Several technical challenges may arise when using CTRB1 antibodies:
Cross-reactivity: Due to the sequence similarity between CTRB1 and related proteases (particularly CTRB2), antibodies may detect multiple proteins
Tissue-specific challenges: The pancreas contains high levels of proteolytic enzymes that can degrade antibodies during sample preparation
Post-translational modifications: CTRB1 undergoes proteolytic processing from its zymogen form to its active form, which may affect antibody recognition
Fixation sensitivity: Some epitopes may be masked or destroyed by certain fixation methods
Researchers should carefully optimize sample preparation protocols and validate antibody specificity in their specific experimental system to minimize these challenges.
When faced with contradictory results from CTRB1 antibody experiments, researchers should consider the following analytical approaches:
Compare antibody characteristics: Different antibodies target different epitopes, which may be differentially accessible in various experimental conditions
Evaluate the antibody validation data: Consider the extent and quality of validation provided by the manufacturer
Cross-validate with alternative methods: Use PCR, mass spectrometry, or alternative antibodies to confirm findings
Assess technical variables: Differences in sample preparation, fixation methods, antigen retrieval, or detection systems could explain discrepancies
Consider biological variables: Expression levels may genuinely differ between experimental models, genetic backgrounds, or disease states
Documenting these considerations in research publications helps the scientific community interpret potentially contradictory findings in CTRB1 research.

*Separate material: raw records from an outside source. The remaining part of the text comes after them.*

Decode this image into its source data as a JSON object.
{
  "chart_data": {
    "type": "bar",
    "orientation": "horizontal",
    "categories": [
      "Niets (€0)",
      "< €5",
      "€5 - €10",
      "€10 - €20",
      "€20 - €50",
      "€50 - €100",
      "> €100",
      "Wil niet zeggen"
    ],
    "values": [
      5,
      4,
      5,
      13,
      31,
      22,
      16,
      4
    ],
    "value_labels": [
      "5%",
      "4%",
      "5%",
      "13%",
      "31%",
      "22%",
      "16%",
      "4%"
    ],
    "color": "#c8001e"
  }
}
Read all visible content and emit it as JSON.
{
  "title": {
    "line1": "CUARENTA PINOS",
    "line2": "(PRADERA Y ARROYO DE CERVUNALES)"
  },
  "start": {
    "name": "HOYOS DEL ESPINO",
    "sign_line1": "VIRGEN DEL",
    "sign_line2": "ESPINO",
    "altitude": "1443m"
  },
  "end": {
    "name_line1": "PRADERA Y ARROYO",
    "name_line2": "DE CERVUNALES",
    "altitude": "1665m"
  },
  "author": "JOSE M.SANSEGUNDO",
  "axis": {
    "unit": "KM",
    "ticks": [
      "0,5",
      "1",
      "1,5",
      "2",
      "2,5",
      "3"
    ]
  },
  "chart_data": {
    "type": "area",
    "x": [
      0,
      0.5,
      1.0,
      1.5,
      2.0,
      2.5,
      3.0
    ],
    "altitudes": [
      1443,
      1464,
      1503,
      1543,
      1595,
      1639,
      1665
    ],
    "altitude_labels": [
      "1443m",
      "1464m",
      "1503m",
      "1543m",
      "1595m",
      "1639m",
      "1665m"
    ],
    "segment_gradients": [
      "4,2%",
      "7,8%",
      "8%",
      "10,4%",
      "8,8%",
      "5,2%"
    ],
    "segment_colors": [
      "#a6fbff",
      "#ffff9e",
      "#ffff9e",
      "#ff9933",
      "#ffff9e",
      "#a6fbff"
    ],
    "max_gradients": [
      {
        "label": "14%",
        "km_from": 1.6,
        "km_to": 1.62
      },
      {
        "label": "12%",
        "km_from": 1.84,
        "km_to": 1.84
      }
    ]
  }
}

Rigorous control experiments are crucial for reliable CTRB1 antibody-based research:
Positive tissue controls: Include pancreatic tissue samples known to express CTRB1
Negative tissue controls: Include tissues not expected to express CTRB1
Technical controls:
Primary antibody omission
Isotype controls (non-specific IgG of the same species)
Blocking peptide competition
Loading controls: For Western blot experiments, include appropriate housekeeping proteins
Dilution series: Particularly for quantitative applications, include a dilution series to ensure detection is in the linear range
The inclusion of appropriate controls strengthens the reliability and reproducibility of research findings involving CTRB1 antibodies.
Several emerging technologies hold promise for expanding the utility of CTRB1 antibodies in research:
Multiplex immunofluorescence: Simultaneously detecting CTRB1 along with other markers can provide insights into co-expression patterns and cellular contexts
Super-resolution microscopy: Enhanced visualization of subcellular localization can reveal previously undetectable patterns of CTRB1 distribution
Mass cytometry (CyTOF): Combining antibody detection with metal-tagged antibodies allows for highly multiplexed analysis
Spatial transcriptomics: Correlating CTRB1 protein expression with gene expression profiles in tissue sections
Single-cell proteomics: Analyzing CTRB1 expression at the single-cell level can reveal heterogeneity within tissues
These technologies may help address current limitations in CTRB1 research and open new avenues for understanding its role in health and disease.
Several important questions remain in CTRB1 biology that could be investigated using antibody-based approaches:
The regulation of CTRB1 expression and activation in different physiological and pathological conditions
The exact subcellular localization and trafficking of CTRB1 in pancreatic cells
The potential extrapancreatic roles of CTRB1 in inflammatory processes
The interaction partners of CTRB1 that might modulate its enzymatic activity
The contribution of genetic variants in CTRB1 to disease susceptibility and progression
Addressing these questions will require continued refinement of antibody-based techniques and integration with other molecular and cellular approaches.